The Indonesian Health Ministry estimates just under 80,000 are dead across the province - a catastrophe beyond its ability to cope with or its resources.

As the scale of the death and destruction became clear, officials close to President Susilo Bambang Yudhoyono gave the go-ahead for foreign aid workers and foreign journalists to enter the province.

The military, long opposed to the presence of international journalists, even put small groups of them on the first military cargo planes that flew emergency supplies into Banda Aceh.

The military itself has been hard-hit, with hundreds of its soldiers killed and battalions effectively wiped out.

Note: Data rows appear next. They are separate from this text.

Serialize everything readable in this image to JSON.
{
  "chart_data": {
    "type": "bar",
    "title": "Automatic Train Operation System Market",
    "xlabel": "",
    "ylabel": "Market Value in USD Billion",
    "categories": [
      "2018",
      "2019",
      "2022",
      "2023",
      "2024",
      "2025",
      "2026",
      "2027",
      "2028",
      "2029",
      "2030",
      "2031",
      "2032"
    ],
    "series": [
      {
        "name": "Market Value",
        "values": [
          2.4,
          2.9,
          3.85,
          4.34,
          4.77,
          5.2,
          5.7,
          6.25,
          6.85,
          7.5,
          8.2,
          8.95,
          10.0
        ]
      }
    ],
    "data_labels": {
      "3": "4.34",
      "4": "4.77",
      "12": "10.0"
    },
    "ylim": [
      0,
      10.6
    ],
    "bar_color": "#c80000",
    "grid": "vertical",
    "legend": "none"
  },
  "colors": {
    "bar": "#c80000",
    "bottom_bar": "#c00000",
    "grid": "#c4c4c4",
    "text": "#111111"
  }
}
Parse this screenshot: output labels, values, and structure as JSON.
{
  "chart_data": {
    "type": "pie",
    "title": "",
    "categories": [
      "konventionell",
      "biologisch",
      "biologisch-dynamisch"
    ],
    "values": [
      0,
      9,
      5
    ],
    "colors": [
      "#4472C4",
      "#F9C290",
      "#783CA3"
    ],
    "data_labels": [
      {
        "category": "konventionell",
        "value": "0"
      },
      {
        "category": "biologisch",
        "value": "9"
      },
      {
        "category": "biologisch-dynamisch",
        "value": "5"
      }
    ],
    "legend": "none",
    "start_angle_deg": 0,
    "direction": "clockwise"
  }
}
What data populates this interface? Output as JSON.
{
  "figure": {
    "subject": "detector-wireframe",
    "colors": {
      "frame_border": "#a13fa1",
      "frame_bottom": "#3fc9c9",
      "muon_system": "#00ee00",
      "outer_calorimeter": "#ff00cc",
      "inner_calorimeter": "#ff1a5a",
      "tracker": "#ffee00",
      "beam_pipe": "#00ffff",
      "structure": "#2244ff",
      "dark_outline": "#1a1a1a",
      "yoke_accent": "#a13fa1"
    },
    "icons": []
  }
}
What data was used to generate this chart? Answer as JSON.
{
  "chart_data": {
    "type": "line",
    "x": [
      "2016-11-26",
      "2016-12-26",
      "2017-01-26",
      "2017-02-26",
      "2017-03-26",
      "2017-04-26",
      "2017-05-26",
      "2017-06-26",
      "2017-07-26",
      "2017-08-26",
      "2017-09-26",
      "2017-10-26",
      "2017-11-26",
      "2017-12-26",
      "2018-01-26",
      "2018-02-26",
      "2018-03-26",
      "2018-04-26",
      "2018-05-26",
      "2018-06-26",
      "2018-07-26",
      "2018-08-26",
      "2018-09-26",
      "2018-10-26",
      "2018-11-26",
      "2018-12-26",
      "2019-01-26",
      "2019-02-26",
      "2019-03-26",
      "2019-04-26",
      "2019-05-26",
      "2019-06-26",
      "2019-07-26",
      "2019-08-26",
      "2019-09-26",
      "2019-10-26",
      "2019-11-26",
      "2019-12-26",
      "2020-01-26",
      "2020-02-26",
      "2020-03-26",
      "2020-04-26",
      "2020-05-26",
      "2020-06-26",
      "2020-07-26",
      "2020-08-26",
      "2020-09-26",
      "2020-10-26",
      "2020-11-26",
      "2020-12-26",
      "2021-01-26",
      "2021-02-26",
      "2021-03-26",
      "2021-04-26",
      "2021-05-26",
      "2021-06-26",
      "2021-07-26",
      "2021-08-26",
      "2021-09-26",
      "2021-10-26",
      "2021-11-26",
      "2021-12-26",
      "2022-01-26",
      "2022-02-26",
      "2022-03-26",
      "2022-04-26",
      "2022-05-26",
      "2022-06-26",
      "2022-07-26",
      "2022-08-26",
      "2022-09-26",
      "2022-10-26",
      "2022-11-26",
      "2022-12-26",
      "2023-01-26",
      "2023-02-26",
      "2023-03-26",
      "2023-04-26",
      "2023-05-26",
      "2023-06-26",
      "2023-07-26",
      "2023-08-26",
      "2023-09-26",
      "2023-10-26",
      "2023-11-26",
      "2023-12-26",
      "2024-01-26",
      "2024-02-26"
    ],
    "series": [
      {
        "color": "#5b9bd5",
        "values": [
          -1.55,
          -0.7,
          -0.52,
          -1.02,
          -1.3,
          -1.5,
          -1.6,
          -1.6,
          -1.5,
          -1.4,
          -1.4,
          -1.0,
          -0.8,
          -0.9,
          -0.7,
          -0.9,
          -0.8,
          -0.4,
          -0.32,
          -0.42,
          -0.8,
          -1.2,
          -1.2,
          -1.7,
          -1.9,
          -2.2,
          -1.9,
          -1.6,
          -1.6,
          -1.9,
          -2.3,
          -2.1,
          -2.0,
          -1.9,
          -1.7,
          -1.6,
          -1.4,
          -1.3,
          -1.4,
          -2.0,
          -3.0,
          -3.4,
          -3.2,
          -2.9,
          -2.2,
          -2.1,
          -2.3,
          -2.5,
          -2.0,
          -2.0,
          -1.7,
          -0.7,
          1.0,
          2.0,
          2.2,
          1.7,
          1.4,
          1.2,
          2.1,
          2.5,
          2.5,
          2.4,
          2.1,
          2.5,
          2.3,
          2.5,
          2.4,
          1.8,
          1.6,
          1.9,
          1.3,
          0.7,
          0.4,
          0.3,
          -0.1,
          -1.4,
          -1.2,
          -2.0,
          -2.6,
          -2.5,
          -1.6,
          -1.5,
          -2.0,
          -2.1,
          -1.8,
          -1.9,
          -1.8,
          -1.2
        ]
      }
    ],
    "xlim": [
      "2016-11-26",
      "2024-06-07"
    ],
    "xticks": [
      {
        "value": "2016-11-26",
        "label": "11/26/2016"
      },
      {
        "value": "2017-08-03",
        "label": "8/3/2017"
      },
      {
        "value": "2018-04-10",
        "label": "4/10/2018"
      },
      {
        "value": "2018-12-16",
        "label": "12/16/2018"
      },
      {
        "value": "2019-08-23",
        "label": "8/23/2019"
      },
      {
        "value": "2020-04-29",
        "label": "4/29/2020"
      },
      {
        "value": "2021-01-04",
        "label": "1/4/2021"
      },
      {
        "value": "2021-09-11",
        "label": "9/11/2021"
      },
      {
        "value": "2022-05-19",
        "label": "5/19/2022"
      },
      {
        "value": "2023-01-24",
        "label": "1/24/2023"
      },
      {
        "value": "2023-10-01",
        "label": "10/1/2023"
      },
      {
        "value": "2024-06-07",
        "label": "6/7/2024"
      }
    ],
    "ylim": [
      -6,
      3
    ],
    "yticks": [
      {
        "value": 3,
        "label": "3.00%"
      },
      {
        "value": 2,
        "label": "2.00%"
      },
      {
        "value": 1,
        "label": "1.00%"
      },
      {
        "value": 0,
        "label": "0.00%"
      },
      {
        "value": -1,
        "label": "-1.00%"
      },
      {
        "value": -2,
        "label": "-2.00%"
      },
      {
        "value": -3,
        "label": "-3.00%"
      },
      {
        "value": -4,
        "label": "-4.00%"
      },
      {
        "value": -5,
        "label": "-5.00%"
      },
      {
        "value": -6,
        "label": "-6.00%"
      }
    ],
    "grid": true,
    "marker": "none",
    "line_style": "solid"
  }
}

With hundreds of thousands of survivors in shock, struggling just to stay alive without food, water, medicines or shelter, soldiers have been left the grisly job of picking up and burying the bodies, which by yesterday were falling apart in Aceh's steamy heat.

The job is overwhelming.

Already, people are falling ill amid rotting corpses.

It will take many more days, if not weeks, for all the bodies to be buried, particularly those in the worst-hit towns that hug Sumatra's west coast that are closest to the epicentre of Sunday's earthquake.

The military knows it cannot cope alone. "Where is the United Nations?" a soldier driving a truck picking up bodies pleaded on Thursday.

"Please tell the United Nations to come."

A soldier in Meulaboh, possibly the worst-hit town, where half the population could be dead, said that maybe now people in Aceh who had been fighting for independence will realise the military is there to help them.

But the military's inability to quickly get aid to devastated areas has also fuelled some animosity towards them.

Some community leaders in Banda Aceh have accused soldiers, perhaps unfairly, of taking the first of the emergency supplies for themselves.

Aceh's fate changed forever after the 25 minutes of terror last Sunday.

Enemies in a long, bloody civil war suddenly found themselves side by side looking desperately for family members, struggling to stay alive amid indescribable devastation and carnage.

Everybody in Aceh will need as much outside help as they can get for a long time to come.